El camino al estadio siempre es especial

Por Luis Gómez Rivas

La mano de mi padre me aprieta y a mí me parece la de un gigante, en realidad no es muy alto pero cosas de la perspectiva, a mí sí me lo parecía. Mientras nos habríamos paso en el gentío y los tornos se habrían ante la multitud de personas que se aproximaban voraces de zaragocismo, más que para ver el partido (que también) para recordarles a los jugadores que habían dado el paso entre “muy buenos jugadores” a “leyendas” después de que un balón fuera lanzado por un extraterrestre proveniente de Ceuta se colara en un portería del Parque de los Príncipes de París ante la atónita mirada de Seaman. Cosa que si hubiéramos visto en alguna peli, hubiéramos exclamado con el típico pesimista entusiasmo que a veces parecemos querer adoptar los aragoneses “Bah, tira maño”. A mí esos metros (los que recuerdo) de la mano de mi progenitor me parecieron la caña y, curiosamente, los recuerdo con más nitidez que los momentos propios del juego.
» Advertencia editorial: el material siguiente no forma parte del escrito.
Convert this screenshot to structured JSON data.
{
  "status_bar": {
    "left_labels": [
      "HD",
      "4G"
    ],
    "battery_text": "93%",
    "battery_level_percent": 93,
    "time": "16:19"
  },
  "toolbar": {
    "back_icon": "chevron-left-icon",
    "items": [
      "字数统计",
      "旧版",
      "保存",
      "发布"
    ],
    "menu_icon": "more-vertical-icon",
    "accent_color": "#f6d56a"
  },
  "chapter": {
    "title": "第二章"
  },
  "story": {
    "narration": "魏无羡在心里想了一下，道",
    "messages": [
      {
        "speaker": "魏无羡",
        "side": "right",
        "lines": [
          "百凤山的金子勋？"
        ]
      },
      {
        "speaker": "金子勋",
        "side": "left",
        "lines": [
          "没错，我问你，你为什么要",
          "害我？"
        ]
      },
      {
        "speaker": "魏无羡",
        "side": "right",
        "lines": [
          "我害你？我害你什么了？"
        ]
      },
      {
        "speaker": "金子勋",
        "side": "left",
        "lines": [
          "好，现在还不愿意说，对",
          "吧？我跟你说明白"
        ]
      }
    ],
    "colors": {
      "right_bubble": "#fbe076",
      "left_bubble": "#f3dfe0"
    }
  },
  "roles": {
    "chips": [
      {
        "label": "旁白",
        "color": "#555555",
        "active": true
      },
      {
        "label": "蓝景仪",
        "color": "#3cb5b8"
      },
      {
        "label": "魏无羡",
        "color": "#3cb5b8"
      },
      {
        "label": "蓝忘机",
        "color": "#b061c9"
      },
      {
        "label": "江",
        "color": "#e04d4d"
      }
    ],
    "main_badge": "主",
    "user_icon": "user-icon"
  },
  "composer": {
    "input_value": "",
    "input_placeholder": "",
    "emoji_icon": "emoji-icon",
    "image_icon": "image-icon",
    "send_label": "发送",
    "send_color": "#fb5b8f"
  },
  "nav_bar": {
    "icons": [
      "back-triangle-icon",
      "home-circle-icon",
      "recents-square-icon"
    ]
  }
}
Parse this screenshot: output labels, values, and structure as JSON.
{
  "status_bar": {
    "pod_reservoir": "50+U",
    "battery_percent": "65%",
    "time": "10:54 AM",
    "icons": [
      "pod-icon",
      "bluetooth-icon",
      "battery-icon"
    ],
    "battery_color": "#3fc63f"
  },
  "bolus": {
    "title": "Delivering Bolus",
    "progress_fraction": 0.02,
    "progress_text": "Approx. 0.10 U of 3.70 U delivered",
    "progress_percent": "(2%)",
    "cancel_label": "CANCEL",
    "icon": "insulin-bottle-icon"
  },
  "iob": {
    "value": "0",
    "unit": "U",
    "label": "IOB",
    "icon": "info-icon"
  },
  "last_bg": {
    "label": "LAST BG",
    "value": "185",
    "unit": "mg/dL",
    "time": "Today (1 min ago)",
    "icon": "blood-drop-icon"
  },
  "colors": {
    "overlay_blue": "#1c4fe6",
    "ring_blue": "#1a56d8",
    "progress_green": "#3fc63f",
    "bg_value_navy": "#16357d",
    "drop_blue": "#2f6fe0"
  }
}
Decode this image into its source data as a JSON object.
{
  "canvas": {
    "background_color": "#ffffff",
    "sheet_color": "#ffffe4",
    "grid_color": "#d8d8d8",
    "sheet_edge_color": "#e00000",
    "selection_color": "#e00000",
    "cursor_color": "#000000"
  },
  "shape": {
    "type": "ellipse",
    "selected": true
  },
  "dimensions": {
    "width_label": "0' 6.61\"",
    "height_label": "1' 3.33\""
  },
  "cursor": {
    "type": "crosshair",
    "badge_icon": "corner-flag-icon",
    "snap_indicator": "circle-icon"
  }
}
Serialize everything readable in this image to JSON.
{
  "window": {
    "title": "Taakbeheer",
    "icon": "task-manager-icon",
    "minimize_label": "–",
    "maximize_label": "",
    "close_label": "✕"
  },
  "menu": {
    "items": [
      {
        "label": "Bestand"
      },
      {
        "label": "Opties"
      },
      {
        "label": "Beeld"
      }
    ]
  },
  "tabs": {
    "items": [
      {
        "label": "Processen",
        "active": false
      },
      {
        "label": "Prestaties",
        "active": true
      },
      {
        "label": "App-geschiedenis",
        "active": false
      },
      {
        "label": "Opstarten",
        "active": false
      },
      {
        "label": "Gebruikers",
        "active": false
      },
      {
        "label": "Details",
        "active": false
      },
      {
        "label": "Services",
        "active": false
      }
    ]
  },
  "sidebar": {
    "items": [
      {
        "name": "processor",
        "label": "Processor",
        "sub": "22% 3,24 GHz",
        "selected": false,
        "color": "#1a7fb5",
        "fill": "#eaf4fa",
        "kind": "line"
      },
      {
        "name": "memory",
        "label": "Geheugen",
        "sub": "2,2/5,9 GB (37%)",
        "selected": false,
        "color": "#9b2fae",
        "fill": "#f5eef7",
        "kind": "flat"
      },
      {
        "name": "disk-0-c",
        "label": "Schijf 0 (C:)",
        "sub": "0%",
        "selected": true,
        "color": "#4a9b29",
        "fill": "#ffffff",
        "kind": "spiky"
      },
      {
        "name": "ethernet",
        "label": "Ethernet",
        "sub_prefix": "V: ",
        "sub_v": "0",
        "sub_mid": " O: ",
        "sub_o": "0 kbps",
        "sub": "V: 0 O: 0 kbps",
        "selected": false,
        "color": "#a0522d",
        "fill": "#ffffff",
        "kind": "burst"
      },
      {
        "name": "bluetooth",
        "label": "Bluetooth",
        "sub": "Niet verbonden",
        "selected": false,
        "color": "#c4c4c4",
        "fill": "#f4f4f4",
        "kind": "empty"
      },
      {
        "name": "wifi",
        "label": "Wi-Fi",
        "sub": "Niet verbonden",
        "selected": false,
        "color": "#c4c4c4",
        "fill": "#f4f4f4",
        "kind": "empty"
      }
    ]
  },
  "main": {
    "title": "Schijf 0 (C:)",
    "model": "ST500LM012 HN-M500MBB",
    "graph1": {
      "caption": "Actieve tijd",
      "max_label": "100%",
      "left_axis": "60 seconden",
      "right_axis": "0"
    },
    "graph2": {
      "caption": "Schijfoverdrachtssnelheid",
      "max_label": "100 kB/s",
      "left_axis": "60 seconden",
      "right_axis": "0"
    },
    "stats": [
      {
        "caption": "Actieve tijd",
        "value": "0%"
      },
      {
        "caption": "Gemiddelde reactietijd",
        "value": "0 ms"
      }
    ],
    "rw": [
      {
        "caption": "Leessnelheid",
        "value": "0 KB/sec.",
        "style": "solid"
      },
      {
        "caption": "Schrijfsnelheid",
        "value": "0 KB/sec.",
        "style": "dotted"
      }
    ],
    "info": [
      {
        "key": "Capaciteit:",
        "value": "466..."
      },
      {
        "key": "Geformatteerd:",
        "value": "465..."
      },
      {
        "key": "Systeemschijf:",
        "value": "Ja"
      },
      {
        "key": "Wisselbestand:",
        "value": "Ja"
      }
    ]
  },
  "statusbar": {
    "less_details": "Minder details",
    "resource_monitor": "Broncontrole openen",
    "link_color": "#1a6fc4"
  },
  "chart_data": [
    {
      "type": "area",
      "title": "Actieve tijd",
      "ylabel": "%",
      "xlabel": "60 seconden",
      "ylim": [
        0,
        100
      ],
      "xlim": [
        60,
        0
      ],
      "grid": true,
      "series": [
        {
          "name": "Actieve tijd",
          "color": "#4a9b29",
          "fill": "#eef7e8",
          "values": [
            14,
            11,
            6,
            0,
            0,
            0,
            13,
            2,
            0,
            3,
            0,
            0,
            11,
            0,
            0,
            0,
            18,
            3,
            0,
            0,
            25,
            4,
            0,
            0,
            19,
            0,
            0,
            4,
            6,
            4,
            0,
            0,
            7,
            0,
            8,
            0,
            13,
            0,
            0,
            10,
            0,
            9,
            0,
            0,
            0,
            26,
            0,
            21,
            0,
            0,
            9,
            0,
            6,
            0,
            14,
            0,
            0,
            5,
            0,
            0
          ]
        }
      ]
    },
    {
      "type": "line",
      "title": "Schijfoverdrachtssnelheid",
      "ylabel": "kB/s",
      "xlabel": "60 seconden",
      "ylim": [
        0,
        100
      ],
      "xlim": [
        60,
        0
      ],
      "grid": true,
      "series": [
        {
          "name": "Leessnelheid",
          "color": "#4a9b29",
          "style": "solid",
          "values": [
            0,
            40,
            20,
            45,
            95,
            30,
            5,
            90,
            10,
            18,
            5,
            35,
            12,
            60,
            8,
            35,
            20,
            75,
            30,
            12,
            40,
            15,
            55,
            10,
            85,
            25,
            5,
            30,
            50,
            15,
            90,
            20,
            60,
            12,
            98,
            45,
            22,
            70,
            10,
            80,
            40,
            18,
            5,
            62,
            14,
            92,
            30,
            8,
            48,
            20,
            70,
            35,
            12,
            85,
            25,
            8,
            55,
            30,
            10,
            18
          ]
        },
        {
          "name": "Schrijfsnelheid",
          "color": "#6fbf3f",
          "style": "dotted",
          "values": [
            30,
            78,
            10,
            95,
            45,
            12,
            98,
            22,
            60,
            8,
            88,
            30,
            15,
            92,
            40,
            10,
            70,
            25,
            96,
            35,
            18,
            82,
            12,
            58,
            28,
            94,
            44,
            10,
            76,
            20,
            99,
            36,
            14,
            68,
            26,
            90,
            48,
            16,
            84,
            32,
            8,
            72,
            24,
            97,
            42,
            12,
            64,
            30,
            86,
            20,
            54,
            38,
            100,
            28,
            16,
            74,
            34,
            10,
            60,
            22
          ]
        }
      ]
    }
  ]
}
Pasan los años y ya es noche cerrada cuando camino al estadio. Esta vez no me acompaña mi padre sino mis amigos, aunque eso sí, sigo teniendo las percepciones alteradas, pero esta vez no per ser un niño sino por ir fino. Los cánticos se suceden y la esperanza de quedarnos en primera se mezcla con una euforia nocturna en todos los casos y alcohólica en algunos, que llena a los que van al estadio. Parecerá una tontería, pero ver en una noche sin luna como se iluminan los focos del estadio te transporta y automáticamente hace que sepas que va a ser un gran partido. Si no lo va a ser, tú cantarás y harás que lo sea. Me acuerdo que terminé hablando con un tipo de Tarazona y que perdimos el partido. Esa temporada nos salvamos por los pelos. Pero la recuerdo como si hubiéramos ganado la Champions, la Liga, la Copa, el Ramón de Carranza y la Liga Premier de Singapur.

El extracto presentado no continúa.